Une équipe de scientifiques internationaux est parvenue à démontrer la capacité des plantes à percevoir les dangers liés à leur environnement en créant une carte détaillée de leur réseau de 200 protéines. Elle montre que les protéines sont des éléments vitaux pour l’intégrité des plantes, tout en révélant des interactions jusque-là inconnues…

 

La sensibilité des plantes

Ne vous fiez pas à leur absence d’yeux, de nez, de bouche ou d’oreilles : les plantes ont le pouvoir de sentir, entendre et répondre aux dangers qui les menacent. Et plus précisément les pathogènes virulents. Autant de talent qu’elles doivent à leurs centaines de membranes de protéines qui ont la faculté de sentir les microbes et autres stresses météorologiques. Seule une petite portion d’entre elles ont été étudiées au travers de la génétique classique, et notre connaissance de ces capteurs sensitifs, formant des complexes les uns avec les autres, reste relativement limitée.

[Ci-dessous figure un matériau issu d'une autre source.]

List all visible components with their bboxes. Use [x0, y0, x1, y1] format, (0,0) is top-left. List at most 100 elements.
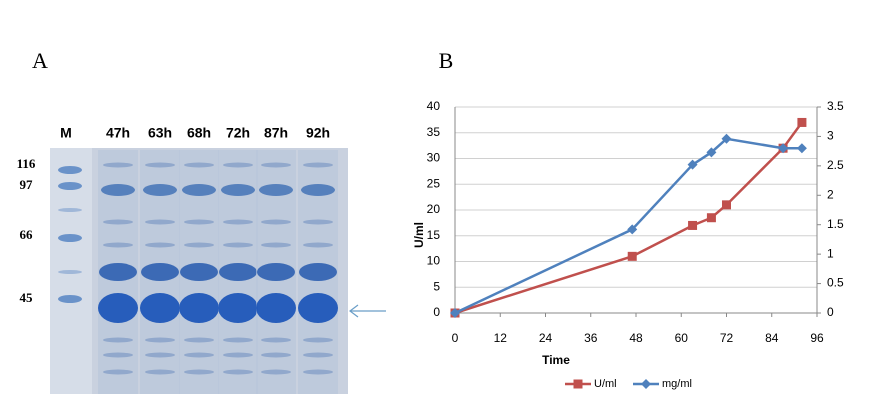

« C’est un travail pionnier pour identifier la première couche d’interactions parmi ces protéines » explique Shahid Mukhtar, membre de l’équipe et professeur assistant de biologie à l’UBA College of Arts and Sciences. « Une compréhension de ces interactions pourrait nous conduire à diverses manières d’augmenter la résistance des plantes aux pathogènes, où à d’autres facteurs de stress comme la chaleur, la sècheresse, la salinité ou les vagues de froid. Elle pourrait aussi constituer une feuille de route pour de futures études menées par d’autres scientifiques à travers le monde. »

 

Un réseau d’informations complexe

Parue dans la revue Nature, l’étude menée par le Professeur Youssef Belkhadir a nécessité le travail de scientifiques européens, canadiens et américains pour aboutir à cette cartographie du réseau d’interactions des plantes. Une étude qui se concentre sur une des plus importantes catégories de protéines sensitives : les kinases réceptrices LLR. Elles appartiennent à une famille de protéines présentes à la fois chez les plantes, mais aussi chez les animaux, jouant un rôle majeur dans notre habileté à sentir notre environnement.

Chez les plantes toutefois, la protéine possède un domaine extra-cellulaire, une partie externe qui s’étend au-delà de la membrane cellulaire. Il peut notamment reconnaître les signaux chimiques – comme la croissance d’hormones, les protéines de pathogènes – et permettre ainsi aux kinases réceptrices LLR d’envoyer les réponses appropriées au sein même de la cellule, via un domaine intracellulaire.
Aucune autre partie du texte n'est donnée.